Bloomberg News

Poker Websites Agree to Settle Money-Laundering Probe

July 31, 2012

Poker Websites Agree to Settle U.S. Money-Laundering Probe

Prosecutors alleged that the owners of the online poker companies tricked U.S. banks into processing gambling payments by using prepaid debit cards and electronic checks as well as by establishing fake online businesses, according to a complaint filed in the civil forfeiture case. Photographer: Mychele Daniau/AFP/Getty Images

PokerStars, Full Tilt Poker and Absolute Poker agreed to settle money-laundering allegations in an agreement worth at least $731 million, U.S. prosecutors said.

The three online poker companies illegally circumvented a 2006 law that bars banks from processing payments to offshore gambling websites, said prosecutors in the office of U.S. Attorney Preet Bharara in Manhattan. At least 11 defendants have been criminally charged in connection with the allegations.

“Today’s settlements demonstrate that if you engage in conduct that violates the laws of the U.S., as we alleged in this case, then even if you are doing so from across the ocean, you will have to answer for that conduct and turn over your ill- gotten gains,” Bharara said in a statement.

The agreement with PokerStars and Full Tilt was approved today by U.S. District Judge Leonard B. Sand in New York.
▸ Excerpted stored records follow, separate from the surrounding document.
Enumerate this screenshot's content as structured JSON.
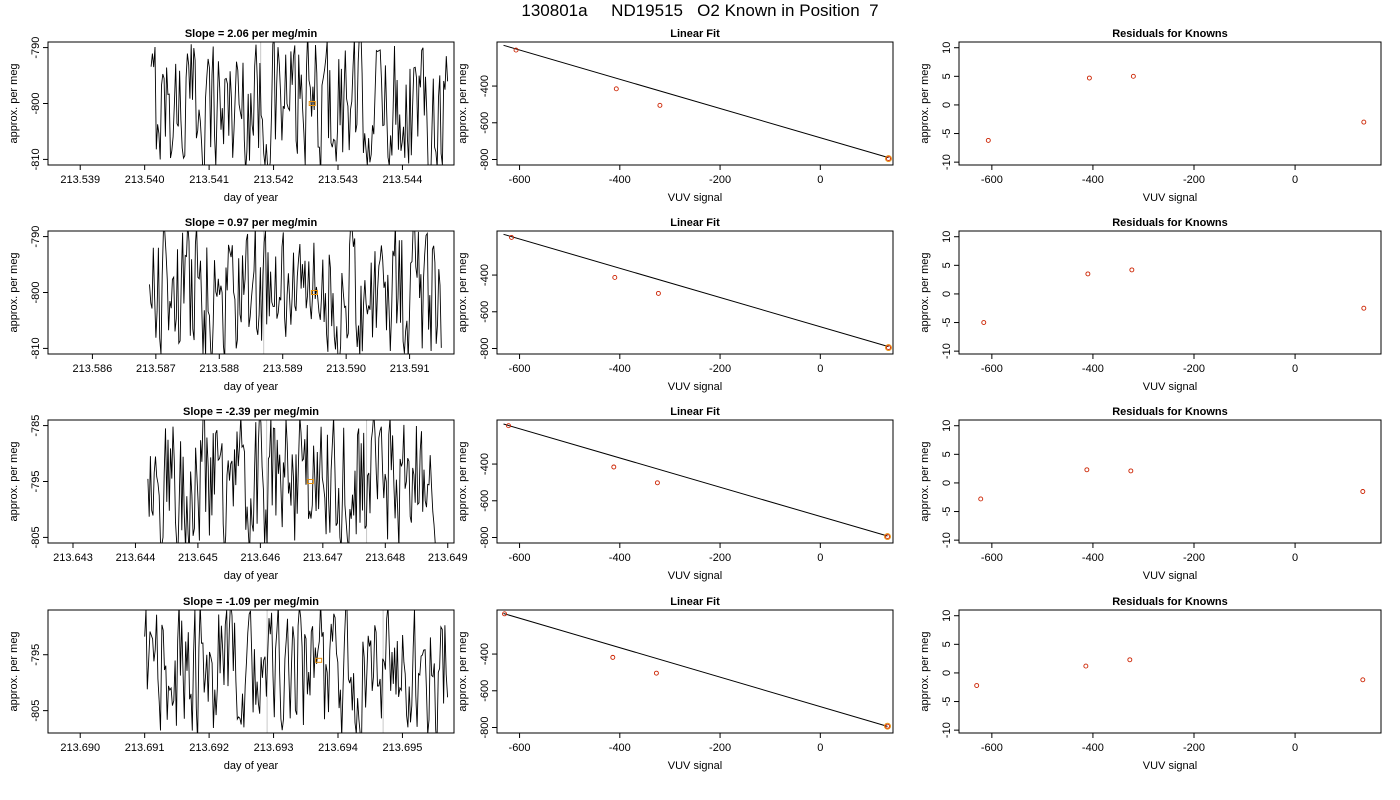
{
  "figure_title": "130801a     ND19515   O2 Known in Position  7",
  "colors": {
    "trace": "#000000",
    "frame": "#000000",
    "vline": "#c8c8c8",
    "point": "#cc2200",
    "marker": "#e8900a"
  },
  "chart_data": [
    {
      "row": 0,
      "time_panel": {
        "type": "line",
        "title": "Slope =  2.06  per meg/min",
        "xlabel": "day of year",
        "ylabel": "approx. per meg",
        "xlim": [
          213.5385,
          213.5448
        ],
        "ylim": [
          -811,
          -789
        ],
        "xticks": [
          "213.539",
          "213.540",
          "213.541",
          "213.542",
          "213.543",
          "213.544"
        ],
        "yticks": [
          "-810",
          "-800",
          "-790"
        ],
        "data_start": 213.5401,
        "data_end": 213.5447,
        "vlines": [
          213.5418
        ],
        "marker": {
          "x": 213.5426,
          "y": -800
        }
      },
      "fit_panel": {
        "type": "scatter",
        "title": "Linear Fit",
        "xlabel": "VUV signal",
        "ylabel": "approx. per meg",
        "xlim": [
          -645,
          145
        ],
        "ylim": [
          -830,
          -160
        ],
        "xticks": [
          "-600",
          "-400",
          "-200",
          "0"
        ],
        "yticks": [
          "-800",
          "-600",
          "-400"
        ],
        "points": [
          [
            -607,
            -204
          ],
          [
            -407,
            -415
          ],
          [
            -320,
            -505
          ],
          [
            136,
            -795
          ]
        ],
        "fit_line": [
          [
            -632,
            -178
          ],
          [
            136,
            -790
          ]
        ]
      },
      "resid_panel": {
        "type": "scatter",
        "title": "Residuals for Knowns",
        "xlabel": "VUV signal",
        "ylabel": "approx. per meg",
        "xlim": [
          -665,
          170
        ],
        "ylim": [
          -10.5,
          11
        ],
        "xticks": [
          "-600",
          "-400",
          "-200",
          "0"
        ],
        "yticks": [
          "-10",
          "-5",
          "0",
          "5",
          "10"
        ],
        "points": [
          [
            -607,
            -6.2
          ],
          [
            -407,
            4.7
          ],
          [
            -320,
            5.0
          ],
          [
            136,
            -3.0
          ]
        ]
      }
    },
    {
      "row": 1,
      "time_panel": {
        "type": "line",
        "title": "Slope =  0.97  per meg/min",
        "xlabel": "day of year",
        "ylabel": "approx. per meg",
        "xlim": [
          213.5853,
          213.5917
        ],
        "ylim": [
          -811,
          -789
        ],
        "xticks": [
          "213.586",
          "213.587",
          "213.588",
          "213.589",
          "213.590",
          "213.591"
        ],
        "yticks": [
          "-810",
          "-800",
          "-790"
        ],
        "data_start": 213.5869,
        "data_end": 213.5915,
        "vlines": [
          213.5887
        ],
        "marker": {
          "x": 213.5895,
          "y": -800
        }
      },
      "fit_panel": {
        "type": "scatter",
        "title": "Linear Fit",
        "xlabel": "VUV signal",
        "ylabel": "approx. per meg",
        "xlim": [
          -645,
          145
        ],
        "ylim": [
          -830,
          -160
        ],
        "xticks": [
          "-600",
          "-400",
          "-200",
          "0"
        ],
        "yticks": [
          "-800",
          "-600",
          "-400"
        ],
        "points": [
          [
            -616,
            -195
          ],
          [
            -410,
            -413
          ],
          [
            -323,
            -500
          ],
          [
            136,
            -795
          ]
        ],
        "fit_line": [
          [
            -632,
            -178
          ],
          [
            136,
            -790
          ]
        ]
      },
      "resid_panel": {
        "type": "scatter",
        "title": "Residuals for Knowns",
        "xlabel": "VUV signal",
        "ylabel": "approx. per meg",
        "xlim": [
          -665,
          170
        ],
        "ylim": [
          -10.5,
          11
        ],
        "xticks": [
          "-600",
          "-400",
          "-200",
          "0"
        ],
        "yticks": [
          "-10",
          "-5",
          "0",
          "5",
          "10"
        ],
        "points": [
          [
            -616,
            -5.0
          ],
          [
            -410,
            3.5
          ],
          [
            -323,
            4.2
          ],
          [
            136,
            -2.5
          ]
        ]
      }
    },
    {
      "row": 2,
      "time_panel": {
        "type": "line",
        "title": "Slope =  -2.39  per meg/min",
        "xlabel": "day of year",
        "ylabel": "approx. per meg",
        "xlim": [
          213.6426,
          213.6491
        ],
        "ylim": [
          -806,
          -784
        ],
        "xticks": [
          "213.643",
          "213.644",
          "213.645",
          "213.646",
          "213.647",
          "213.648",
          "213.649"
        ],
        "yticks": [
          "-805",
          "-795",
          "-785"
        ],
        "data_start": 213.6442,
        "data_end": 213.6488,
        "vlines": [
          213.6461,
          213.6477
        ],
        "marker": {
          "x": 213.6468,
          "y": -795
        }
      },
      "fit_panel": {
        "type": "scatter",
        "title": "Linear Fit",
        "xlabel": "VUV signal",
        "ylabel": "approx. per meg",
        "xlim": [
          -645,
          145
        ],
        "ylim": [
          -830,
          -160
        ],
        "xticks": [
          "-600",
          "-400",
          "-200",
          "0"
        ],
        "yticks": [
          "-800",
          "-600",
          "-400"
        ],
        "points": [
          [
            -622,
            -191
          ],
          [
            -412,
            -416
          ],
          [
            -325,
            -502
          ],
          [
            134,
            -795
          ]
        ],
        "fit_line": [
          [
            -632,
            -182
          ],
          [
            134,
            -792
          ]
        ]
      },
      "resid_panel": {
        "type": "scatter",
        "title": "Residuals for Knowns",
        "xlabel": "VUV signal",
        "ylabel": "approx. per meg",
        "xlim": [
          -665,
          170
        ],
        "ylim": [
          -10.5,
          11
        ],
        "xticks": [
          "-600",
          "-400",
          "-200",
          "0"
        ],
        "yticks": [
          "-10",
          "-5",
          "0",
          "5",
          "10"
        ],
        "points": [
          [
            -622,
            -2.8
          ],
          [
            -412,
            2.3
          ],
          [
            -325,
            2.1
          ],
          [
            134,
            -1.5
          ]
        ]
      }
    },
    {
      "row": 3,
      "time_panel": {
        "type": "line",
        "title": "Slope =  -1.09  per meg/min",
        "xlabel": "day of year",
        "ylabel": "approx. per meg",
        "xlim": [
          213.6895,
          213.6958
        ],
        "ylim": [
          -809,
          -787
        ],
        "xticks": [
          "213.690",
          "213.691",
          "213.692",
          "213.693",
          "213.694",
          "213.695"
        ],
        "yticks": [
          "-805",
          "-795"
        ],
        "data_start": 213.691,
        "data_end": 213.6957,
        "vlines": [
          213.6929,
          213.6947
        ],
        "marker": {
          "x": 213.6937,
          "y": -796
        }
      },
      "fit_panel": {
        "type": "scatter",
        "title": "Linear Fit",
        "xlabel": "VUV signal",
        "ylabel": "approx. per meg",
        "xlim": [
          -645,
          145
        ],
        "ylim": [
          -830,
          -160
        ],
        "xticks": [
          "-600",
          "-400",
          "-200",
          "0"
        ],
        "yticks": [
          "-800",
          "-600",
          "-400"
        ],
        "points": [
          [
            -630,
            -181
          ],
          [
            -414,
            -418
          ],
          [
            -327,
            -504
          ],
          [
            134,
            -793
          ]
        ],
        "fit_line": [
          [
            -632,
            -179
          ],
          [
            134,
            -794
          ]
        ]
      },
      "resid_panel": {
        "type": "scatter",
        "title": "Residuals for Knowns",
        "xlabel": "VUV signal",
        "ylabel": "approx. per meg",
        "xlim": [
          -665,
          170
        ],
        "ylim": [
          -10.5,
          11
        ],
        "xticks": [
          "-600",
          "-400",
          "-200",
          "0"
        ],
        "yticks": [
          "-10",
          "-5",
          "0",
          "5",
          "10"
        ],
        "points": [
          [
            -630,
            -2.2
          ],
          [
            -414,
            1.2
          ],
          [
            -327,
            2.3
          ],
          [
            134,
            -1.2
          ]
        ]
      }
    }
  ]
}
Full Tilt agreed to forfeit virtually all its assets, according to the statement. PokerStars agreed to forfeit $547 million to the U.S. and pay $184 million owed to foreign players by Full Tilt.

PokerStars will acquire the assets of Full Tilt, whose U.S. victims will be able to seek compensation from the Justice Department from the $547 million, prosecutors said.

Forfeit Assets

The agreement for Absolute Poker doesn’t specify an amount. Prosecutors asked the judge to approve a deal requiring the company to forfeit all its assets, including money held in accounts, hardware and intellectual property.

Prosecutors alleged that the owners of the online poker companies tricked U.S. banks into processing gambling payments by using prepaid debit cards and electronic checks as well as by establishing fake online businesses, according to a complaint filed in the civil forfeiture case.

Full Tilt further defrauded players by misrepresenting that funds on deposit with the site were secure, prosecutors alleged. Instead, the site’s owners took distributions of more than $400 million, leaving little money in accounts for players, who were owed as much as $390 million, prosecutors said.

“Full Tilt and Poker Stars had the interests of the players and the future of online poker at heart -- we knew that getting the players paid had to be a part of this transaction,” Jeff Ifrah, a lawyer for Full Tilt, said in a statement, referring to the settlement deal.

PokerStars, which didn’t admit to any wrongdoing under the settlement, will be permitted to continue doing business as long as it adheres to U.S. law, according to a statement from the company. It said it plans to reopen Full Tilt under new management.

PokerStars describes itself as the world’s most popular online poker site, with more than 49 million registered users since its start in 2001.

“We are delighted to be able to put this matter behind us, and also secure our ability to operate in the United States of America whenever the regulations allow,” PokerStars Chairman Mark Scheinberg said in a statement.

The case is U.S. v. Pokerstars, 11-cv-02564, U.S. District Court, Southern District of New York (Manhattan).